During an installment of the “Noon Edition” radio show on WFIUin January, one of the Republican leaders of the Indiana Senate offered some hope that the General Assembly understood it would not be wise to lead the state toward the perception that Indiana condones discrimination — or worse, the fact of state-approved discrimination itself.
State Sen. Luke Kenley, the chairman of the Senate Appropriations Committee, mainly talked about the budget, in which he’s very involved. He also was asked whether a so-called religious freedom bill would grab some headlines in the session and what he thought of its prospects.
“Everybody’s pretty sensitive to the fact that discrimination in any form, whether it’s based on the marital situation, or race, or religion or other things. ... They’re pretty sensitive that this is not an area you want to try to stir up too much and create too many problems on,” he said.
He was wrong about that. Statehouse Republicans and Gov.
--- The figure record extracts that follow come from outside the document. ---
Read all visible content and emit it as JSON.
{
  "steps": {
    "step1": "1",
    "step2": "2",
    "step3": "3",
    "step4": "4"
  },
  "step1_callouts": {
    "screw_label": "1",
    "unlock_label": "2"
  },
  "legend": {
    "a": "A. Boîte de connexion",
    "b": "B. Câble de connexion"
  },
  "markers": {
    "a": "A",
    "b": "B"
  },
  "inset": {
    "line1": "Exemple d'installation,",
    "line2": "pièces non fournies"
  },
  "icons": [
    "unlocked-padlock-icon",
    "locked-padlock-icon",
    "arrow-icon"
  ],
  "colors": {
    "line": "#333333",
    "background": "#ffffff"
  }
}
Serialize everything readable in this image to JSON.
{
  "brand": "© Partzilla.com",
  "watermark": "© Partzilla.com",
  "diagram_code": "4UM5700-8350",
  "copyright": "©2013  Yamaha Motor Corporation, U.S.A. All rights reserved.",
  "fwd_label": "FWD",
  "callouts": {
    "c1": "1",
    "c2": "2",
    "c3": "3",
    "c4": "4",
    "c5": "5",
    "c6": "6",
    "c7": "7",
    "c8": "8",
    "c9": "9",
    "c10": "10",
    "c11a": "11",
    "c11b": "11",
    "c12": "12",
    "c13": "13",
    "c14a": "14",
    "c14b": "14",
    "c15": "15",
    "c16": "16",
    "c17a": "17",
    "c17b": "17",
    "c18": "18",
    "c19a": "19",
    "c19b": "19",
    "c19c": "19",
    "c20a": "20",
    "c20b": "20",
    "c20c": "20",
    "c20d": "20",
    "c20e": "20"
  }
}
Mike Pence have caused many problems for Indiana with a bill that is seen widely as protecting people who don’t want to interact with gay Hoosiers.
Pence and others deny Senate Bill 101, which passed last week and signed by the governor, does that. Indiana University professor of law Dan Conkle wrote in a guest column in the H-T that “the proposed Indiana RFRA would provide valuable guidance to Indiana courts, directing them to balance religious freedom against competing interests under the same legal standard that applies throughout most of the land. It is anything but a ‘license to discriminate,’ and it should not be mischaracterized or dismissed on that basis.”
But “a license to discriminate” is, in fact, how Indiana’s Religious Freedom Restoration Act is being seen all over the nation. And it must be asked: Why was this necessary? And why rush to pass it just as all Hoosiers — read those in same-sex relationships — are beginning to win the right to be treated equally?
It’s easy to conclude Indiana’s GOP lawmakers and Gov. Pence wanted to make a statement after the failure last year to pass a constitutional amendment to ban same-sex marriage, followed by a federal court ruling that the state’s statutory ban was unconstitutional.
Just as they opposed the drive for the amendment last year, many in Indiana who are typically friendly to Republican policies rejected RFRA because they understood it would hurt Indiana. They could see it for what it was: something that would label the state as unwelcoming.
Major employers in the state — Eli Lilly and Cummins, most notably — spoke out against it and encouraged the governor not to sign it. The Indiana Chamber of Commerce and the Indianapolis Chamber of Commerce opposed it. Indianapolis Mayor Greg Ballard, a Republican, spoke against it and with good reason: His city stands to lose big in the convention and event business it’s taken decades to build. Two major conventions already have suggested they will reconsider coming to Indianapolis because it’s in a state that just passed what their organizers believe is discriminatory law. One is a religious group, the Christian Church (Disciples of Christ).
The NCAA, which is headquartered in Indy and will hold the Final Four there this weekend, has expressed alarm and the need to look again at the city and state.
There was no need for any of this, and the first line in Pence’s justification for signing the bill shows very clearly why.
“The Constitution of the United States and the Indiana Constitution both provide strong recognition of the freedom of religion.” He should have stopped there. But he added, “Today, many people of faith feel their religious liberty is under attack by government action.” And there’s the problem. In Pence’s Indiana, the Legislature is smarter than the framers of the U.S. and Indiana constitutions.
This law is divisive, will damage the state’s economy, and sends a message to the rest of the nation that Indiana is backward, narrow-minded and worse.
It’s a straw stirring a poisonous drink.